The workshop will be organized to facilitate rich interactions among participants and to limit, as much as possible, the costs for the participants. The activities of the workshop will balance the time dedicated to formal presentations with time for group discussion and prospection. The specific organization will be set up by the scientific committee depending on proposals from the participants. There will be no registration fees. The organizers have obtained sufficient funding to accommodate costs for about 30 participants. This funding will cover housing for the nights of 1, 2 and 3 November at the Sven Lovén Center (double occupancy in most cases), and all meals on these dates except the evening meal on 3 November.  Participants will be expected to pay for their travel, and for the evening meal at the end of the workshop if they want to participate in this meal. Participants should plan to arrive on the night of 31 Oct (at or nearby the workshop site) and to depart on 4 Nov.

How to participate

All participants will be expected to play active roles in the workshop. To participate, please submit two documents:

1) A short description of the topic that you would like to discuss at the meeting. This topic could be a subject for a formal presentation or for orchestrated group debate to assess the consensus or diversity of viewpoints.

2) A short statement (less than 1 page) about why you would like to participate in this meeting.

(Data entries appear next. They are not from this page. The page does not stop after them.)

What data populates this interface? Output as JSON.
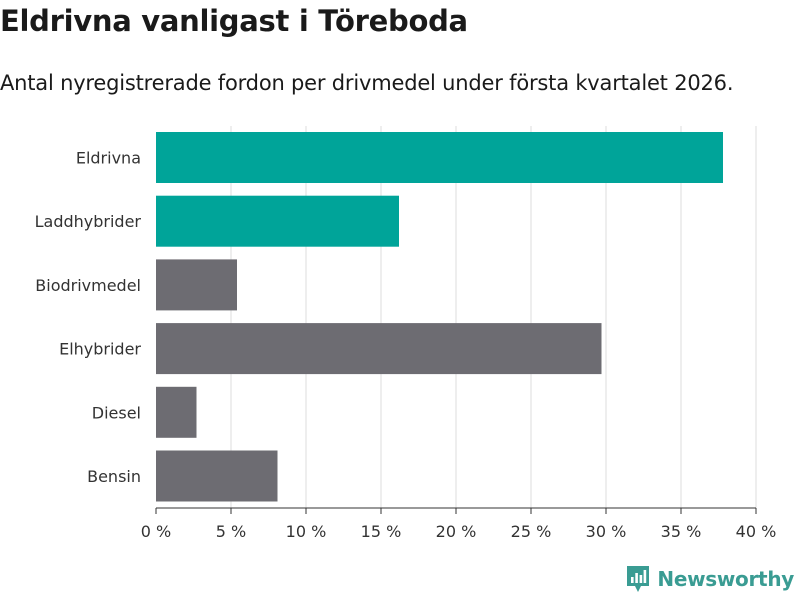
{
  "header": {
    "title": "Eldrivna vanligast i Töreboda",
    "subtitle": "Antal nyregistrerade fordon per drivmedel under första kvartalet 2026."
  },
  "brand": {
    "name": "Newsworthy",
    "icon": "bar-chart-logo-icon",
    "color": "#3a9c93"
  },
  "colors": {
    "highlight": "#00a499",
    "default": "#6d6c72",
    "grid": "#dddddd",
    "axis": "#333333"
  },
  "chart_data": {
    "type": "bar",
    "orientation": "horizontal",
    "title": "Eldrivna vanligast i Töreboda",
    "subtitle": "Antal nyregistrerade fordon per drivmedel under första kvartalet 2026.",
    "xlabel": "",
    "ylabel": "",
    "categories": [
      "Eldrivna",
      "Laddhybrider",
      "Biodrivmedel",
      "Elhybrider",
      "Diesel",
      "Bensin"
    ],
    "values": [
      37.8,
      16.2,
      5.4,
      29.7,
      2.7,
      8.1
    ],
    "highlighted": [
      true,
      true,
      false,
      false,
      false,
      false
    ],
    "xlim": [
      0,
      40
    ],
    "xticks": [
      0,
      5,
      10,
      15,
      20,
      25,
      30,
      35,
      40
    ],
    "xtick_labels": [
      "0 %",
      "5 %",
      "10 %",
      "15 %",
      "20 %",
      "25 %",
      "30 %",
      "35 %",
      "40 %"
    ],
    "grid": true,
    "legend": "none"
  }
}
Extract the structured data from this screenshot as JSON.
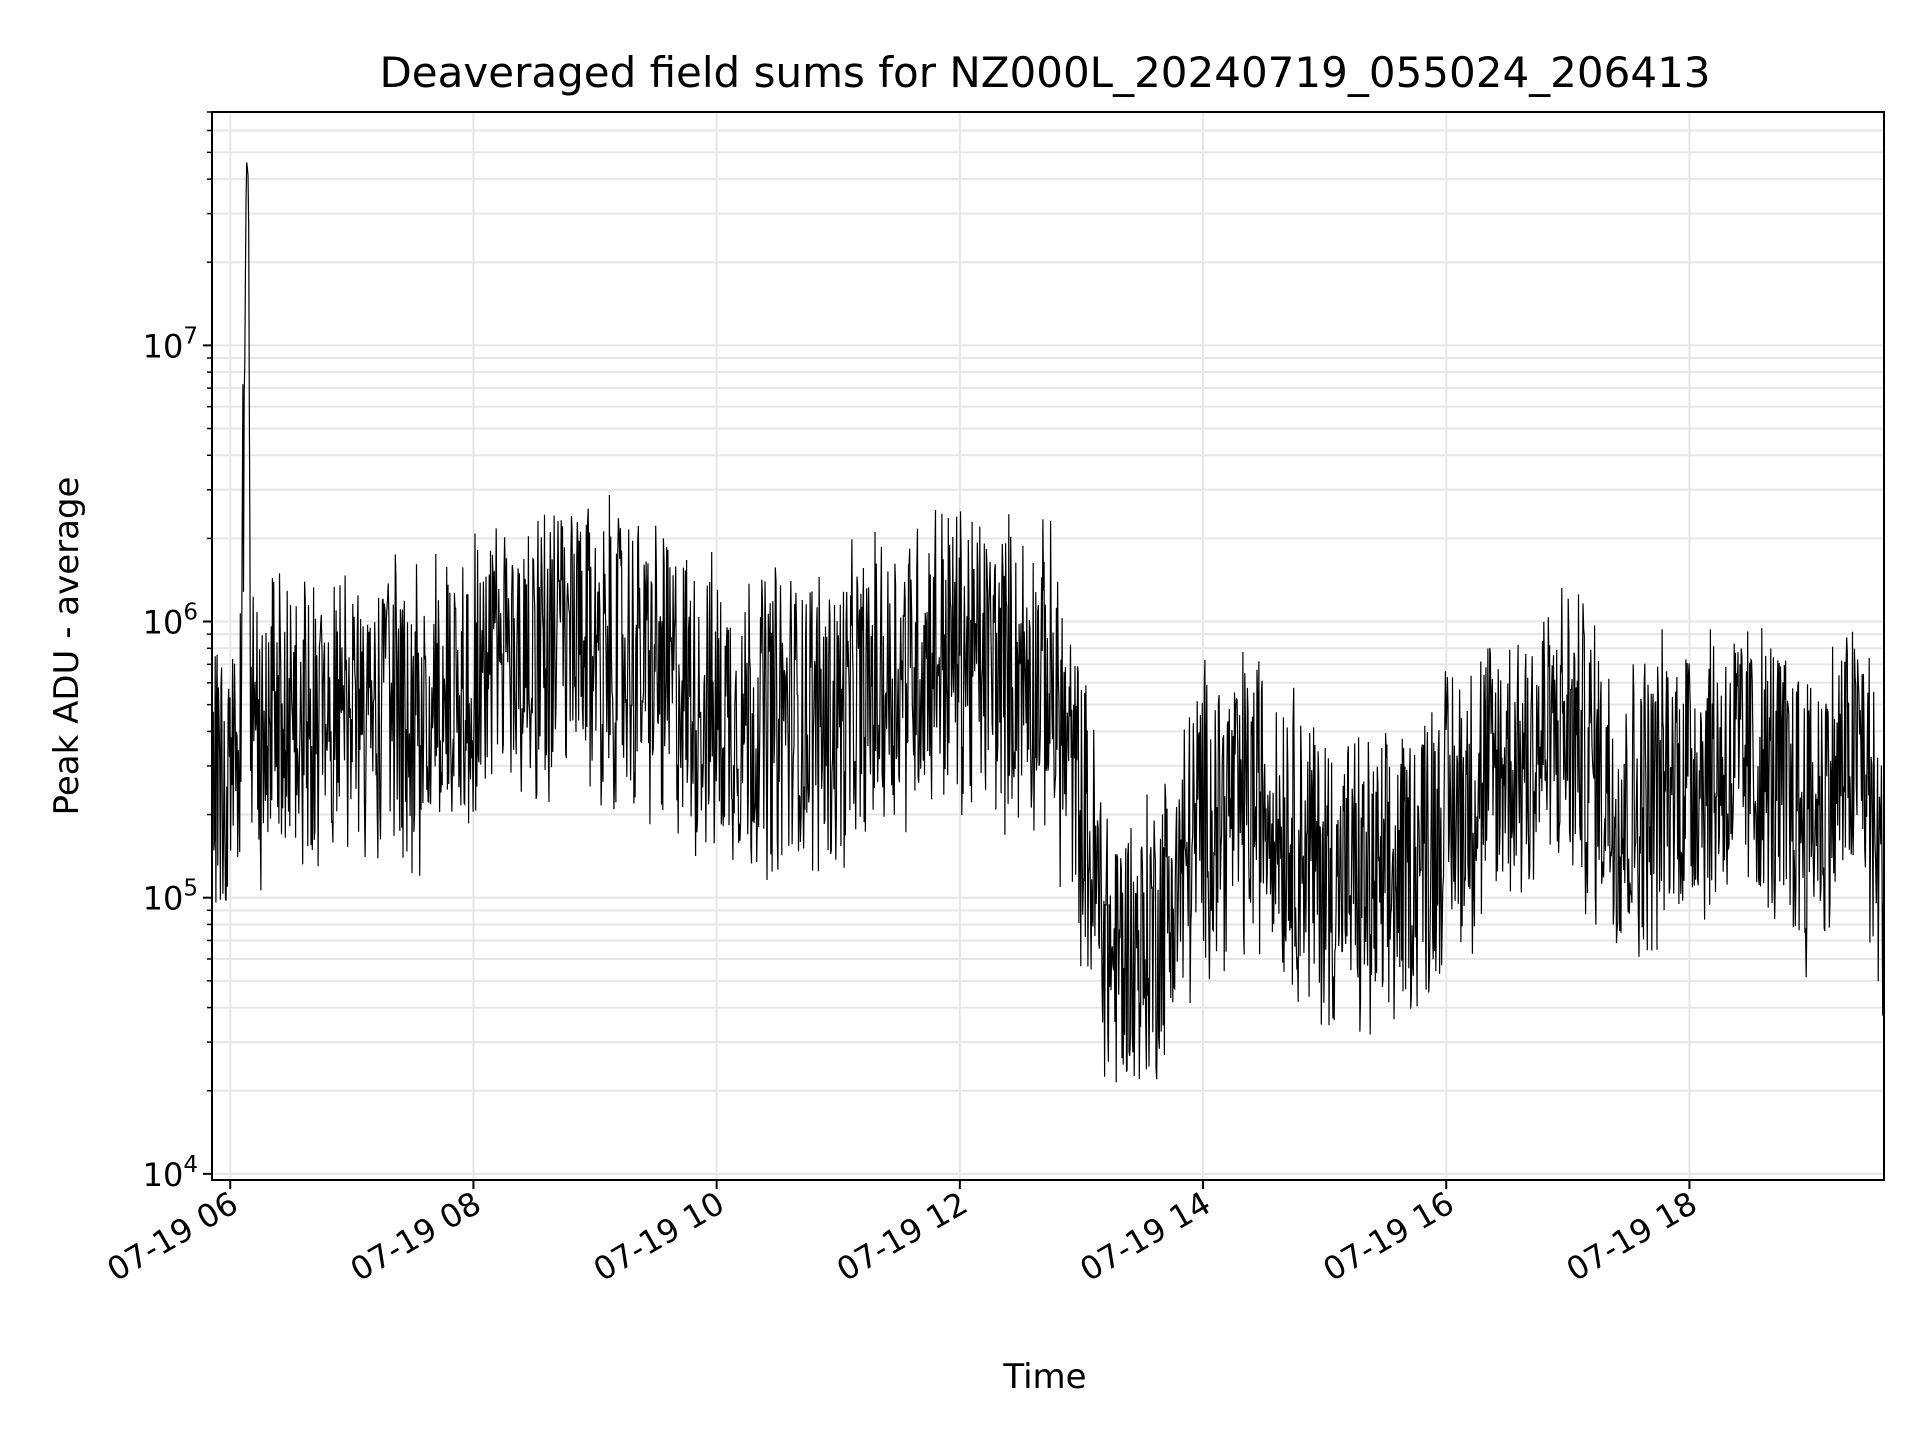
{
  "chart_data": {
    "type": "line",
    "title": "Deaveraged field sums for NZ000L_20240719_055024_206413",
    "xlabel": "Time",
    "ylabel": "Peak ADU - average",
    "y_scale": "log",
    "ylim": [
      9500,
      70000000
    ],
    "xlim": [
      "07-19 05:51",
      "07-19 19:36"
    ],
    "grid": true,
    "line_color": "#000000",
    "x_ticks": [
      "07-19 06",
      "07-19 08",
      "07-19 10",
      "07-19 12",
      "07-19 14",
      "07-19 16",
      "07-19 18"
    ],
    "y_ticks": [
      {
        "base": "10",
        "exp": "4",
        "value": 10000
      },
      {
        "base": "10",
        "exp": "5",
        "value": 100000
      },
      {
        "base": "10",
        "exp": "6",
        "value": 1000000
      },
      {
        "base": "10",
        "exp": "7",
        "value": 10000000
      }
    ],
    "series": [
      {
        "points": [
          [
            "07-19 05:51",
            180000
          ],
          [
            "07-19 06:00",
            300000
          ],
          [
            "07-19 06:05",
            350000
          ],
          [
            "07-19 06:08",
            47000000
          ],
          [
            "07-19 06:09",
            40000000
          ],
          [
            "07-19 06:10",
            400000
          ],
          [
            "07-19 06:30",
            500000
          ],
          [
            "07-19 07:00",
            450000
          ],
          [
            "07-19 07:30",
            450000
          ],
          [
            "07-19 08:00",
            650000
          ],
          [
            "07-19 08:30",
            800000
          ],
          [
            "07-19 09:00",
            800000
          ],
          [
            "07-19 09:30",
            650000
          ],
          [
            "07-19 10:00",
            450000
          ],
          [
            "07-19 10:30",
            450000
          ],
          [
            "07-19 11:00",
            450000
          ],
          [
            "07-19 11:30",
            650000
          ],
          [
            "07-19 11:50",
            800000
          ],
          [
            "07-19 12:15",
            700000
          ],
          [
            "07-19 12:45",
            600000
          ],
          [
            "07-19 13:00",
            200000
          ],
          [
            "07-19 13:15",
            60000
          ],
          [
            "07-19 13:30",
            65000
          ],
          [
            "07-19 13:45",
            100000
          ],
          [
            "07-19 14:00",
            200000
          ],
          [
            "07-19 14:30",
            230000
          ],
          [
            "07-19 15:00",
            120000
          ],
          [
            "07-19 15:30",
            100000
          ],
          [
            "07-19 16:00",
            200000
          ],
          [
            "07-19 16:30",
            300000
          ],
          [
            "07-19 17:00",
            400000
          ],
          [
            "07-19 17:30",
            200000
          ],
          [
            "07-19 18:00",
            300000
          ],
          [
            "07-19 18:30",
            300000
          ],
          [
            "07-19 19:00",
            200000
          ],
          [
            "07-19 19:25",
            350000
          ],
          [
            "07-19 19:36",
            100000
          ]
        ]
      }
    ]
  }
}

In the event that the number of applications exceeds the current budget allocation, the scientific committee will either select participants among the candidates (to assure that a diversity of scientific competences are represented) or they will invite all applicants to participate but ask them to pay a registration fee so that funds for housing and meals can be distributed to all participants.  Please submit your requests as soon as possible to Cindy Morris ( (replace “-at-” by “@” before sending message). We will finalize the list of participants by 1 October to give participants time to organize their travel.


Scientific Committee

-Erik Thomson, Assistant Professor for Research, Dept. of Chemistry and Molecular Biology, Univ. of Gothenburg, SE. Local Organizer

-Cindy E. Morris, Research Director, Plant Pathology Research Unit, INRA, Avignon, FR

-Tina Santl-Temkiv, Assistant Professor, Department of Physics and Astronomy, Aarhus University, DK.

-Brent Christner, Professor, Dept. of Microbiology and Cell Science, Univ. of Florida, USA.

-Vaughan Phillips, Senior Lecturer, Dept. Physical Geography and Ecosystem Science, Lund University, SE.